MOSCOW/KYIV (Reuters) -Russia said on Sunday that its forces have gained full control of Maryinka in Ukraine’s east, but Kyiv’s military denied Moscow’s claim, saying Ukrainian troops were still within the borders of the blighted town.

“Our assault units (…) have today completely liberated the settlement of Maryinka,” Defence Minister Sergei Shoigu told Russian President Vladimir Putin in a televised meeting.

Putin said control of the town, which lies some five kms (three miles) southwest of the city of Donetsk, will allow the Russian forces to move enemy combat units away from Donetsk.

“Our troops (now) have the opportunity to reach a wider operational area,” he said in a video of the exchange between him and Shoigu posted online by a Kremlin journalist.

But Oleksandr Shtupun, a spokesman for the Ukrainian military, told the Ukrainian national broadcaster on Monday, that fierce fighting for the town continued.

“Our troops are in the administrative borders of Maryinka, the battles for the city continue,” Shtupun said. “The city is completely destroyed, but it is incorrect to talk about the complete capture of Maryinka.”

Reuters could not independently verify the reports or who controls Maryinka, a small town in the Donetsk region that had a pre-war population of about 10,000 people and has since been turned into rubble.

The reports on the assault on Maryinka came as Moscow pushes on with its most recent offensive along the whole eastern front aiming to take control of more Ukrainian territory.

Ukraine troops have long built strong fortification in Maryinka, allowing them to repel numerous Russian attacks there.

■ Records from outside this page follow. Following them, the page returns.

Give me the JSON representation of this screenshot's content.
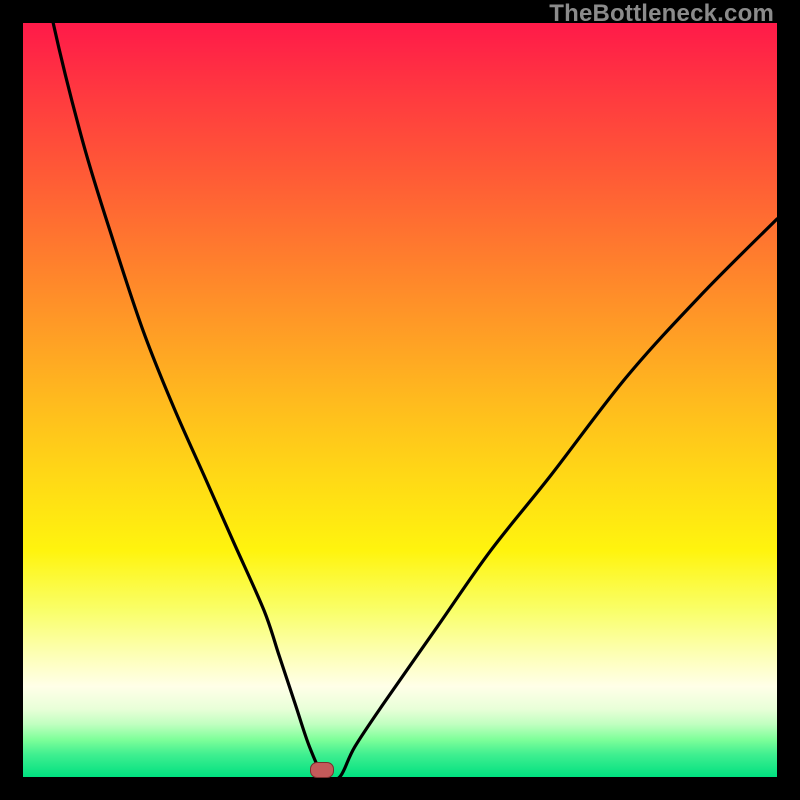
{
  "watermark": "TheBottleneck.com",
  "colors": {
    "curve_stroke": "#000000",
    "marker_fill": "#c35a5a",
    "marker_border": "#7a2e2e"
  },
  "marker": {
    "x_pct": 39.5,
    "y_pct": 99.0
  },
  "chart_data": {
    "type": "line",
    "title": "",
    "xlabel": "",
    "ylabel": "",
    "xlim": [
      0,
      100
    ],
    "ylim": [
      0,
      100
    ],
    "grid": false,
    "legend": false,
    "note": "Bottleneck-style V curve; x is hardware-balance axis (0–100), y is bottleneck percentage (0–100). Minimum at marker.",
    "series": [
      {
        "name": "bottleneck_curve",
        "x": [
          0,
          4,
          8,
          12,
          16,
          20,
          24,
          28,
          32,
          34,
          36,
          38,
          40,
          42,
          44,
          48,
          55,
          62,
          70,
          80,
          90,
          100
        ],
        "y": [
          120,
          100,
          84,
          71,
          59,
          49,
          40,
          31,
          22,
          16,
          10,
          4,
          0,
          0,
          4,
          10,
          20,
          30,
          40,
          53,
          64,
          74
        ]
      }
    ],
    "marker_point": {
      "x": 40,
      "y": 0
    }
  }
}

If Russia’s claims about taking over the town prove true, it would be Moscow’s most significant battlefield gains since May.

Moscow captured in May the Ukrainian town of Bakhmut, the theatre of some of the bloodiest fighting in the 22-month long war. Ukraine’s counteroffensive that followed in June has aimed to retake land in the country’s south and east, including Bakhmut.

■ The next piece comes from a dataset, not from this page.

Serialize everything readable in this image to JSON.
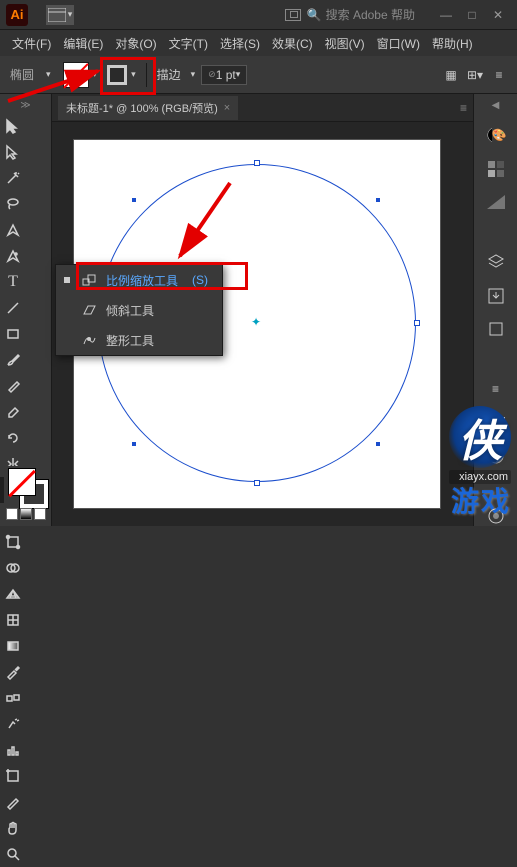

Kyiv’s forces, however, have struggled to make significant progress in their counteroffensive in the face of entrenched Russian resistance.

Russian troops have also intensified land and air-based attacks on the nearby town of Avdiivka since mid-October as the focal point of their slow-moving push through eastern Ukraine’s Donbas region.

Avdiivka was briefly captured in 2014 by Russian-backed separatists who seized large chunks of eastern Ukraine. Fortifications were later built around the town – seen as a gateway to Donetsk.